Noisy QFT circuit with 2 qubits:
Old noise local simulator runtime: 0.02772045135498047
New noise local simulator runtime: 0.005122661590576172

Noisy QFT circuit with 4 qubits:
Old noise local simulator runtime: 0.06953191757202148
New noise local simulator runtime: 0.008308172225952148

Noisy QFT circuit with 6 qubits:
Old noise local simulator runtime: 0.16034436225891113
New noise local simulator runtime: 0.03748893737792969

Noisy QFT circuit with 8 qubits:
Old noise local simulator runtime: 0.4437224864959717
New noise local simulator runtime: 0.20065069198608398



## Running circuit batches

The new local simulator also has improved support for running *batches* of circuits.
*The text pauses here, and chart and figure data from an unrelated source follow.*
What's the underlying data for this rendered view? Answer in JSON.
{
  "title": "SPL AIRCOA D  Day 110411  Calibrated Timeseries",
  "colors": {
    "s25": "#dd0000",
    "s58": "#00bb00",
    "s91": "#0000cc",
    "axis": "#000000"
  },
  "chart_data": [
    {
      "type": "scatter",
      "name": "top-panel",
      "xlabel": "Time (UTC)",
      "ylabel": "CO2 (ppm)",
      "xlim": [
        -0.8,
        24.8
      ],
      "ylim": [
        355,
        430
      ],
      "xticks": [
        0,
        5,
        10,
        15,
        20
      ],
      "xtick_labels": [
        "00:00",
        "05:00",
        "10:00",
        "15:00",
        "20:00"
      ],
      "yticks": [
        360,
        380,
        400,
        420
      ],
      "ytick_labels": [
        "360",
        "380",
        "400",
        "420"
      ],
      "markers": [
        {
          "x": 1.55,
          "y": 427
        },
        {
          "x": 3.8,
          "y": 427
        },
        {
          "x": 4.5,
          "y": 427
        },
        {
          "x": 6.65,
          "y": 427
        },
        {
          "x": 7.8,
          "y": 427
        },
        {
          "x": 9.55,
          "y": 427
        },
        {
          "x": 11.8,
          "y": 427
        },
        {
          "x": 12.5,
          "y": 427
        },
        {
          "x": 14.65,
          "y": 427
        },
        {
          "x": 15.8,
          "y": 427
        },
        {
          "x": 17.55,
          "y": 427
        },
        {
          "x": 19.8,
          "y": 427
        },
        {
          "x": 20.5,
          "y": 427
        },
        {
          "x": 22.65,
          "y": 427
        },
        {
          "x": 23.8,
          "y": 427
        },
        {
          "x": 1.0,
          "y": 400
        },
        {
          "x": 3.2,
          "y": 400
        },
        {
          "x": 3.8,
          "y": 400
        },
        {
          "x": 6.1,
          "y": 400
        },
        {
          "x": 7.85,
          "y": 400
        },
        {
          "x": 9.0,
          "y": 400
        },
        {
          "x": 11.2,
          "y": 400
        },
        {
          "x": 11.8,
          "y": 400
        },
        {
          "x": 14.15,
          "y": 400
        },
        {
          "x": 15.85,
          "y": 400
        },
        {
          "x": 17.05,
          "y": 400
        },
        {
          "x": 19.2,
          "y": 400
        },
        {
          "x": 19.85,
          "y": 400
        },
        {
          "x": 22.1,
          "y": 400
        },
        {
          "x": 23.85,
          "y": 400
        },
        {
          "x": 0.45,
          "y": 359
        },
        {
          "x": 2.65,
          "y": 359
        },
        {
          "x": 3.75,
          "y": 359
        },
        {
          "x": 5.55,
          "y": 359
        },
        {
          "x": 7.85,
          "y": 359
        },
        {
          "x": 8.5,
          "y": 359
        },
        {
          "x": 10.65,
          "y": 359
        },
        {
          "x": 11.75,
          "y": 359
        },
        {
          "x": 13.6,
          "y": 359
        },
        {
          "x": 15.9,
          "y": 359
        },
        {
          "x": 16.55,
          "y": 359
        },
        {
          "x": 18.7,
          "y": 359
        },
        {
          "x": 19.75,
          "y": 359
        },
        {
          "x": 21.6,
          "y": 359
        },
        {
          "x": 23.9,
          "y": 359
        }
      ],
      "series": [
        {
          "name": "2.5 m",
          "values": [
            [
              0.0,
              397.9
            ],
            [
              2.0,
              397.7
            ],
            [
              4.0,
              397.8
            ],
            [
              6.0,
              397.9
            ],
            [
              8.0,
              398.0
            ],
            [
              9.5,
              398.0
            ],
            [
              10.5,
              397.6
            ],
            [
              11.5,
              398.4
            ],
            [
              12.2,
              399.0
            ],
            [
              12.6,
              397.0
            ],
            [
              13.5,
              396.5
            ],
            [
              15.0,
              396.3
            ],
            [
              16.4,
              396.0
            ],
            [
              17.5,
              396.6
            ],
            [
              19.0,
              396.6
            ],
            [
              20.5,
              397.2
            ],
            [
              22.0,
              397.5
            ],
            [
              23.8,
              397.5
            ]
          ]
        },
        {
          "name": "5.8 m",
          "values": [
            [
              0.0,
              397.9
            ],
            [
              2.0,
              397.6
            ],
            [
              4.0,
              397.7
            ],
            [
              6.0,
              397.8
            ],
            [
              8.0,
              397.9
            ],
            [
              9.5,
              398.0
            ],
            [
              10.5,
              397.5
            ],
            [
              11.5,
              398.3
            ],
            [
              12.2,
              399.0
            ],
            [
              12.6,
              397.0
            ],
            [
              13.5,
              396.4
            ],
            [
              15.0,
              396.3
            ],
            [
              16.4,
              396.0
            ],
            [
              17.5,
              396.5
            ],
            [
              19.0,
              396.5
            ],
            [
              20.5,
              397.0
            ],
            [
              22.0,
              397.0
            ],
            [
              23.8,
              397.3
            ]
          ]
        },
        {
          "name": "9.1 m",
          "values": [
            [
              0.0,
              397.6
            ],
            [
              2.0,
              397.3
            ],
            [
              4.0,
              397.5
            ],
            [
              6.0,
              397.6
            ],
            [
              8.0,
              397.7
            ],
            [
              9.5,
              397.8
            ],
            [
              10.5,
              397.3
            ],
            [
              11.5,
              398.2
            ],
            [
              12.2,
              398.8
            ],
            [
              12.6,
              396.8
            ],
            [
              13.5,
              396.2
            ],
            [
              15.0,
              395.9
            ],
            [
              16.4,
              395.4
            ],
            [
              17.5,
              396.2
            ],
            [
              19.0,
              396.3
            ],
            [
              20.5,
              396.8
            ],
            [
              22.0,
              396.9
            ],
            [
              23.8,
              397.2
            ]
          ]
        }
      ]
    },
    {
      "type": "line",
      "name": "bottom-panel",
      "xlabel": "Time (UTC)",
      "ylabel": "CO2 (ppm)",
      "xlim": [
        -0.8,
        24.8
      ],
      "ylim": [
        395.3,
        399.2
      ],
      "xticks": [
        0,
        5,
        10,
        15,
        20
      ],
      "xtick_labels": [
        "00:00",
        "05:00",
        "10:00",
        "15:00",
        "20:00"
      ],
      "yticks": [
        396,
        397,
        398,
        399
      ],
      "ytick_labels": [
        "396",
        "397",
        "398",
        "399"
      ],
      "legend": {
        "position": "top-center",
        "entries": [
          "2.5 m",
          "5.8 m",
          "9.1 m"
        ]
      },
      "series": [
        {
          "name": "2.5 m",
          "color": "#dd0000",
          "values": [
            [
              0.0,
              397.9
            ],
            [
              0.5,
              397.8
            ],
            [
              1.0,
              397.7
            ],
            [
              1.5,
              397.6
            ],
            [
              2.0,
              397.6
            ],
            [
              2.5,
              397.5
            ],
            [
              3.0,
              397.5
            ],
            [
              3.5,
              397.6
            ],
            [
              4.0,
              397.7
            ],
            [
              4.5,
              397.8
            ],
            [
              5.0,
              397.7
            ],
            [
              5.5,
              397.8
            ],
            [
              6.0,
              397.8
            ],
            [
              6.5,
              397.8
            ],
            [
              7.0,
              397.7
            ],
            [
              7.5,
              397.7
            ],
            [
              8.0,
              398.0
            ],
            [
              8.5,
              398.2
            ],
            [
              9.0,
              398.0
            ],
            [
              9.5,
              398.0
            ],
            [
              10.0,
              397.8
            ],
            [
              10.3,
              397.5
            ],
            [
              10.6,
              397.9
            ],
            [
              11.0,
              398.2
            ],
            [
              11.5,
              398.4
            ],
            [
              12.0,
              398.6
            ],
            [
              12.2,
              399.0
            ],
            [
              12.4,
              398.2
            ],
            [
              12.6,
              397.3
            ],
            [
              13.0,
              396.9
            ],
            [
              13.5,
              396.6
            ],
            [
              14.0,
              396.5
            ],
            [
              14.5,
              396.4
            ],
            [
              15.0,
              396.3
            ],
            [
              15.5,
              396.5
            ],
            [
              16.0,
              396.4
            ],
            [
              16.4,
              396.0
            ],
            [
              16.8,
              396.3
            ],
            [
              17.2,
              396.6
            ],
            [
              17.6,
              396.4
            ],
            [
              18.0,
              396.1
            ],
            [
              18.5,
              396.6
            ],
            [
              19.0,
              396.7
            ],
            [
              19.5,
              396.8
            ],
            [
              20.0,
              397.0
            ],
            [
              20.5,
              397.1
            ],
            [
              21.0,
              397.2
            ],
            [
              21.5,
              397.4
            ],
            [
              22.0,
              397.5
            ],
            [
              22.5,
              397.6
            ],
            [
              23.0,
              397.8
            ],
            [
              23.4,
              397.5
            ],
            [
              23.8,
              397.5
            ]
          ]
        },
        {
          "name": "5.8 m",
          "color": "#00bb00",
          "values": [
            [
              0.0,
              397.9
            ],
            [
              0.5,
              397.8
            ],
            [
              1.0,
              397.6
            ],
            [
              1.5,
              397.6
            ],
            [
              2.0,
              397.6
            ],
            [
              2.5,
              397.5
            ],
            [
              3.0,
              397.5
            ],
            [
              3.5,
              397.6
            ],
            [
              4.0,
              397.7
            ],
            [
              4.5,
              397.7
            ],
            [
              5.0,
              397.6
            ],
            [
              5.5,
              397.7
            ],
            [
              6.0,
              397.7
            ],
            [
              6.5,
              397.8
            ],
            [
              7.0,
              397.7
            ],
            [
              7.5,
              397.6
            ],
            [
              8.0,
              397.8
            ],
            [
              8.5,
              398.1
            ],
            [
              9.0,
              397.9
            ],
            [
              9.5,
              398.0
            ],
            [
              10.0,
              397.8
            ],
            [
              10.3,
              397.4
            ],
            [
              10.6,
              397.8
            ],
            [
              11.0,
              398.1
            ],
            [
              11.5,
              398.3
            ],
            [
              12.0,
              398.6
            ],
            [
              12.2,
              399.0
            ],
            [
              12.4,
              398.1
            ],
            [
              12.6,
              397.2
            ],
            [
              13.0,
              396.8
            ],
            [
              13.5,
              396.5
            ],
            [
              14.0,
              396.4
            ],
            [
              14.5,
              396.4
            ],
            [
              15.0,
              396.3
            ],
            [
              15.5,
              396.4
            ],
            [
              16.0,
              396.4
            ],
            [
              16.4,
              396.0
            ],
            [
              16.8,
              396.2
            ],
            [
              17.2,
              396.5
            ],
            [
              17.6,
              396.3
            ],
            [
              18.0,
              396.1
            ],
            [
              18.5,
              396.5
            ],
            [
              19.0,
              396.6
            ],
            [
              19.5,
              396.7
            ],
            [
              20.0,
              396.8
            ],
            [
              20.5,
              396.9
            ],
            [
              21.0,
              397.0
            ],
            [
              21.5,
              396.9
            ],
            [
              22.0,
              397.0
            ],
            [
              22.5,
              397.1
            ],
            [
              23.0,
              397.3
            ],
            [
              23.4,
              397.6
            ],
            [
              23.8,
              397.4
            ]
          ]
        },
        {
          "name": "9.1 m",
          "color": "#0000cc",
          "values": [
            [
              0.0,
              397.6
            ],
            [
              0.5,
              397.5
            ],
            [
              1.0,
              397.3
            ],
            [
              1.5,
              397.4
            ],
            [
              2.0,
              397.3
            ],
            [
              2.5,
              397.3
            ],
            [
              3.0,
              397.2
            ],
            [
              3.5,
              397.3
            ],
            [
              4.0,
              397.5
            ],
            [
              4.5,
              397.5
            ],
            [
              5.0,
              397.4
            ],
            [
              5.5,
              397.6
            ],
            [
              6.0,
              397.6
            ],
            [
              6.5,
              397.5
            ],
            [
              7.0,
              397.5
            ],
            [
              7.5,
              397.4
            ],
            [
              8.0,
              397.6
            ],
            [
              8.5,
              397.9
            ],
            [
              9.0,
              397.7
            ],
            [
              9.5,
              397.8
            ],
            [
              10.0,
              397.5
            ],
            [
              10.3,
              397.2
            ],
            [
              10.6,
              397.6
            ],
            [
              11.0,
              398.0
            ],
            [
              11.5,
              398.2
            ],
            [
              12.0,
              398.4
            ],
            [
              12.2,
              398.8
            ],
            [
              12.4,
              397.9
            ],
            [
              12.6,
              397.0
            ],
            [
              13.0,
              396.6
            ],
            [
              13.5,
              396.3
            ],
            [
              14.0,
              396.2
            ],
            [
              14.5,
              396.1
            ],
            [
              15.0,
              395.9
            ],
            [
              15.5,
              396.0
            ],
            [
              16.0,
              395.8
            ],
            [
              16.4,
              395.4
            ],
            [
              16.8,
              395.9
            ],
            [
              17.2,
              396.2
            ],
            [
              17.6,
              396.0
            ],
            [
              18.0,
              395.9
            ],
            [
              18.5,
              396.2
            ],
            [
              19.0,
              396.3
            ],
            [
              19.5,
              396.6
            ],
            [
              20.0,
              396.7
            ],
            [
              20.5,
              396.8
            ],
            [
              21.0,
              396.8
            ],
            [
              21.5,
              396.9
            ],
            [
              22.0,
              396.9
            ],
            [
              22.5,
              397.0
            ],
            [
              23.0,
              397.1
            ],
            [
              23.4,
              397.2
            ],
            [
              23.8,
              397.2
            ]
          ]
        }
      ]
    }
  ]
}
To see the effectiveness of this new functionality, we'll run a batch of 5 QFT circuits for varying qubit counts:

In [10]:
qubit_range = range(5, 16, 5)
qft_circs   = {}
old_results = {}
new_results = {}
old_durations = {}
new_durations = {}

batch_size = 20

for num_qubits in qubit_range:
    # generate QFT circuit
    qft_circ = qft(range(num_qubits))
    old_start = time.time()
    batch_circs = [qft_circ for c_ix in range(batch_size)]
    old_results[num_qubits] = default_simulator.run_batch(batch_circs, shots=n_shots).results()
    old_stop  = time.time()
    old_durations[num_qubits] = old_stop - old_start
    new_start = time.time()
    new_results[num_qubits] = new_sv_simulator.run_batch(batch_circs, shots=n_shots, max_parallel=2).results()
    new_stop  = time.time()
    new_durations[num_qubits] = new_stop - new_start
    qft_circs[num_qubits] = qft_circ

for num_qubits in qubit_range:
    print(f"{batch_size} QFT circuits with {num_qubits} qubits:")
    print(f'Old local simulator runtime: {old_durations[num_qubits]}')
    print(f'New local simulator runtime: {new_durations[num_qubits]}')
    print()

20 QFT circuits with 5 qubits:
Old local simulator runtime: 0.7503087520599365
New local simulator runtime: 0.23053908348083496

20 QFT circuits with 10 qubits:
Old local simulator runtime: 1.6170601844787598
New local simulator runtime: 0.5473954677581787

20 QFT circuits with 15 qubits:
Old local simulator runtime: 4.406347274780273
New local simulator runtime: 0.6591923236846924



## Performance comparison on a high performance `ml.c5.xlarge` instance type

Smaller notebook instances, like the default `ml.t3.medium` type, don't have enough memory to see the performance benefit of the new simulators for larger circuits. Here we include a comparison from a high performance notebook instance, an `ml.c5.xlarge`. First, we look at how `braket_sv_v2` and `braket_dm_v2` compare to their default counterparts for *single* circuits:

![Performance comparison for single circuits](single_circuits.png)

The data are the same between rows, but the bottom row is plotted with a `log10` y-scale to see the difference across qubit counts.

We can also examine the performance for batches:

![Performance comparison for circuit batches](batch_circuits.png)

Again, the data are the same between rows, but the bottom row is plotted with a `log10` y-scale to see the difference across qubit counts and batches.